Quite simply, if you had to pass a psych exam to be in EMS, we'd loose half our personnel the next day. We are all a bunch of loonies that enjoy this kind of work, and without the crazy we'd never get people to willing subject themselves to such long hours of blood, guts, vomit, and under-appreciation.
Seriously, though, I think it has to do with the nature of the job combined with EMS's relative infancy as a profession.
Nature of the job: Police work is a job that centers around authority over strangers. The use of force is necessary at times, unfortunate as it is. Deadly force is discouraged but authorized as necessary. In order to do this job, you have to make sure that the person behind it is getting in for the right reasons. That you aren't a sociopathic bully out to do nothing but abuse everyone within your reach.
EMS, however, is a job where we don't exert much authority OVER a person. Yes, there are times were we "take custody" of a patient, if they are not competent or if they are arrested under a police officers authority. Under normal circumstances, if the patient doesn't want to go, we can't make them. I had a woman crack a windshield with her head the other week, and didn't want to go to the ER because she had no insurance. I tried to convince her, but she wouldn't go, and I couldn't make her.
If we DO overstep our bounds, there is no debate. If I were to have tied that woman to the stretcher to take her in for her own good, I would have lost all my certifications, which would have been the least of my worries as I sat in jail for kidnapping. I overstepped, wham-bam, you're wrong and you're done. The worst we can do as EMT/Medics is abuse our right to strip and/or touch our patient by using it as a sexual device. Either voyeuristicly and unnecessarily stripping down a patient for an "exam" or touching areas you shouldn't be for a little longer than we should be, for instance. And accordingly, our backgrounds are scrubbed by almost any agency to make sure we have no sexually related criminal charges in our histories. I don't know about you, but my background check went back to when I was a teenager to make sure there wasn't criminal sexual assault charges or suspicions all the way back to my high school.
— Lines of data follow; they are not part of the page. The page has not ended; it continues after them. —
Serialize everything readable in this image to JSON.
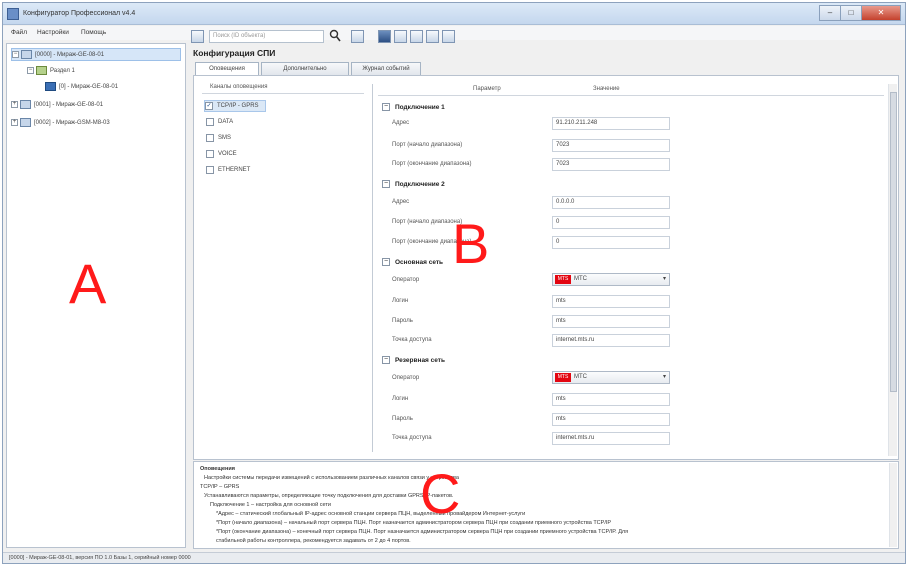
{
  "window": {
    "title": "Конфигуратор Профессионал v4.4",
    "controls": [
      "–",
      "□",
      "✕"
    ]
  },
  "menu": [
    "Файл",
    "Настройки",
    "Помощь"
  ],
  "tree": [
    {
      "label": "[0000] - Мираж-GE-08-01"
    },
    {
      "label": "Раздел 1"
    },
    {
      "label": "[0] - Мираж-GE-08-01"
    },
    {
      "label": "[0001] - Мираж-GE-08-01"
    },
    {
      "label": "[0002] - Мираж-GSM-M8-03"
    }
  ],
  "toolbar": {
    "search_placeholder": "Поиск (ID объекта)"
  },
  "config_title": "Конфигурация СПИ",
  "tabs": [
    "Оповещения",
    "Дополнительно",
    "Журнал событий"
  ],
  "channels": {
    "header": "Каналы оповещения",
    "items": [
      {
        "label": "TCP/IP - GPRS",
        "checked": true
      },
      {
        "label": "DATA",
        "checked": false
      },
      {
        "label": "SMS",
        "checked": false
      },
      {
        "label": "VOICE",
        "checked": false
      },
      {
        "label": "ETHERNET",
        "checked": false
      }
    ]
  },
  "grid": {
    "col_param": "Параметр",
    "col_value": "Значение",
    "groups": [
      {
        "title": "Подключение 1",
        "rows": [
          {
            "label": "Адрес",
            "value": "91.210.211.248"
          },
          {
            "label": "Порт (начало диапазона)",
            "value": "7023"
          },
          {
            "label": "Порт (окончание диапазона)",
            "value": "7023"
          }
        ]
      },
      {
        "title": "Подключение 2",
        "rows": [
          {
            "label": "Адрес",
            "value": "0.0.0.0"
          },
          {
            "label": "Порт (начало диапазона)",
            "value": "0"
          },
          {
            "label": "Порт (окончание диапазона)",
            "value": "0"
          }
        ]
      },
      {
        "title": "Основная сеть",
        "rows": [
          {
            "label": "Оператор",
            "value": "МТС",
            "select": true
          },
          {
            "label": "Логин",
            "value": "mts"
          },
          {
            "label": "Пароль",
            "value": "mts"
          },
          {
            "label": "Точка доступа",
            "value": "internet.mts.ru"
          }
        ]
      },
      {
        "title": "Резервная сеть",
        "rows": [
          {
            "label": "Оператор",
            "value": "МТС",
            "select": true
          },
          {
            "label": "Логин",
            "value": "mts"
          },
          {
            "label": "Пароль",
            "value": "mts"
          },
          {
            "label": "Точка доступа",
            "value": "internet.mts.ru"
          }
        ]
      }
    ]
  },
  "mts_logo": "MTS",
  "description": [
    "Оповещения",
    "Настройки системы передачи извещений с использованием различных каналов связи у устройства",
    "TCP/IP – GPRS",
    "Устанавливаются параметры, определяющие точку подключения для доставки GPRS IP-пакетов.",
    "Подключение 1 – настройка для основной сети",
    "*Адрес – статический глобальный IP-адрес основной станции сервера ПЦН, выделенный провайдером Интернет-услуги",
    "*Порт (начало диапазона) – начальный порт сервера ПЦН. Порт назначается администратором сервера ПЦН при создании приемного устройства TCP/IP",
    "*Порт (окончание диапазона) – конечный порт сервера ПЦН. Порт назначается администратором сервера ПЦН при создании приемного устройства TCP/IP. Для",
    "стабильной работы контроллера, рекомендуется задавать от 2 до 4 портов."
  ],
  "status": "[0000] - Мираж-GE-08-01, версия ПО 1.0 Базы 1, серийный номер 0000",
  "labels": {
    "a": "A",
    "b": "B",
    "c": "C"
  },
  "colors": {
    "accent": "#3b6fb5",
    "annotation": "#ff1a1a",
    "mts": "#e30611"
  }
}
In short, it's a job that nobody is going to get into without wanting to help people, barring the sexual deviants who would get off on an unconscious person. Police work is a job with a lot of authority which could be and is at times easily abused and explained away just as easily by a lie or twisting of the truth. Much more attractive to nutjobs who want a good, "legal" way to exert power over people.
Infancy of our profession: Let's face it, we are fairly new. It has only been, what, since the 60's or 70's that we've become a real service? Before that, it was just 17 year old ambulance jockeys yanking kids off the battlefield and running them back to a med station hopefully soon enough to cut a limb off and save a life. We don't get as much respect as we'd like and in a lot of cases deserve from the rest of the medical community, which has existed in various but mostly familiar forms for hundreds of years now. Doctors, nurses, surgeons... they all have a long and storied history.
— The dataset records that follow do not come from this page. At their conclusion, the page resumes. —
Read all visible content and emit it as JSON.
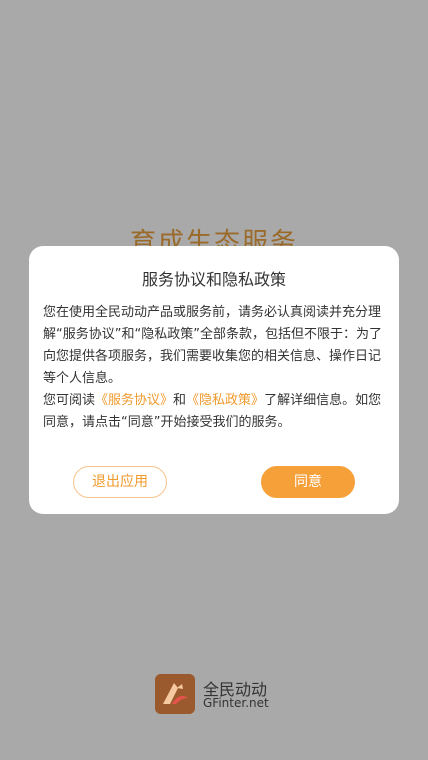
{
  "background": {
    "title": "育成生态服务"
  },
  "dialog": {
    "title": "服务协议和隐私政策",
    "paragraph1": "您在使用全民动动产品或服务前，请务必认真阅读并充分理解“服务协议”和“隐私政策”全部条款，包括但不限于：为了向您提供各项服务，我们需要收集您的相关信息、操作日记等个人信息。",
    "p2_prefix": "您可阅读",
    "service_link": "《服务协议》",
    "p2_and": "和",
    "privacy_link": "《隐私政策》",
    "p2_suffix": "了解详细信息。如您同意，请点击“同意”开始接受我们的服务。",
    "exit_button": "退出应用",
    "agree_button": "同意"
  },
  "brand": {
    "name": "全民动动",
    "url": "GFinter.net",
    "logo_icon": "app-logo-icon",
    "colors": {
      "logo_bg": "#9a5a2e",
      "accent": "#f09a2c"
    }
  }
}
Medics? EMTs? Not so much. We have a couple of decades to hang our hats on, and for much of that history people were given no formal training beyond how to put on turnout gear and turn on the lights and siren. And in that short existence, we have seen our continued absorption into other agencies like fire or contracted out to medical transport companies. We are still trying to find our own place on the medical map, as much as we may think we have it figured out. We still don't have a real national educational standard to what should be considered a medic or EMT, and we are continually struggling to get people to consider us more than "ambulance drivers."
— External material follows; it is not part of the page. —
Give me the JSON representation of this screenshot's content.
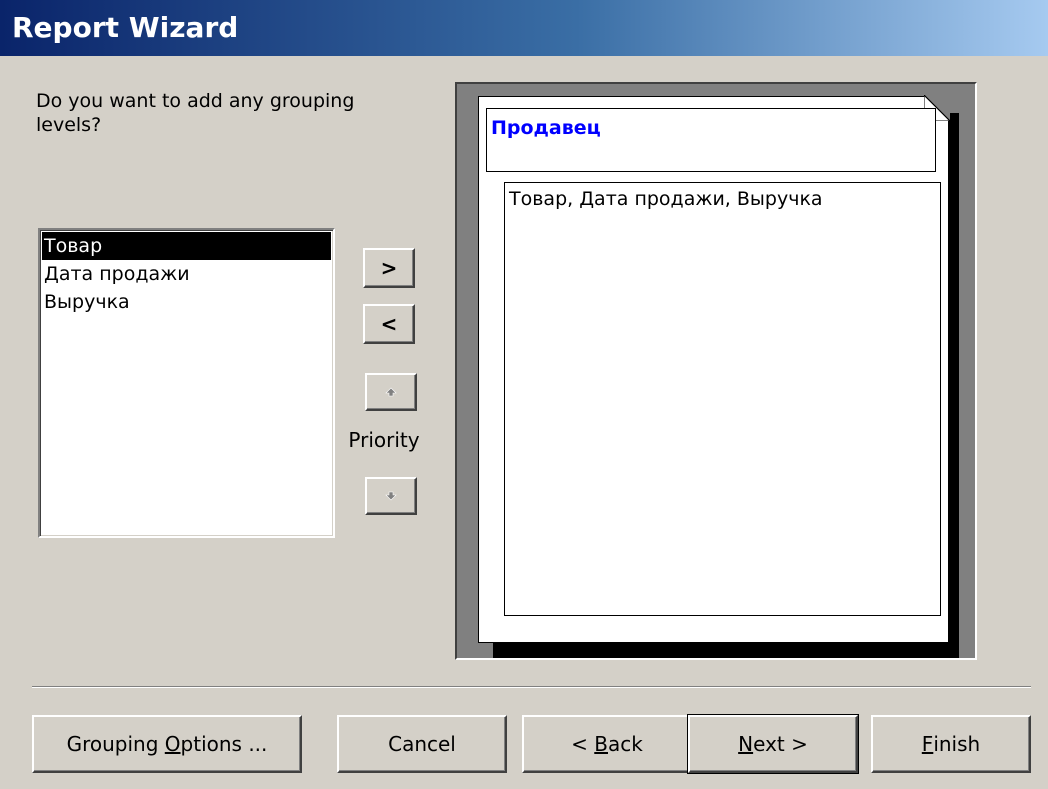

If we ourselves are having trouble being able to define what is necessary to be a medic, it's not surprising that we are also having trouble deciding what should be used to disqualify you from the job. Yeah, we have a couple easy, obvious ones like being a sexual predator, but that pretty much goes for any ol' job that requires you to work with people let alone undress and touch them. We need to grow as a field a bit more before we will be able to settle on what weeding-out processes should be used to separate the wheat from the chaff.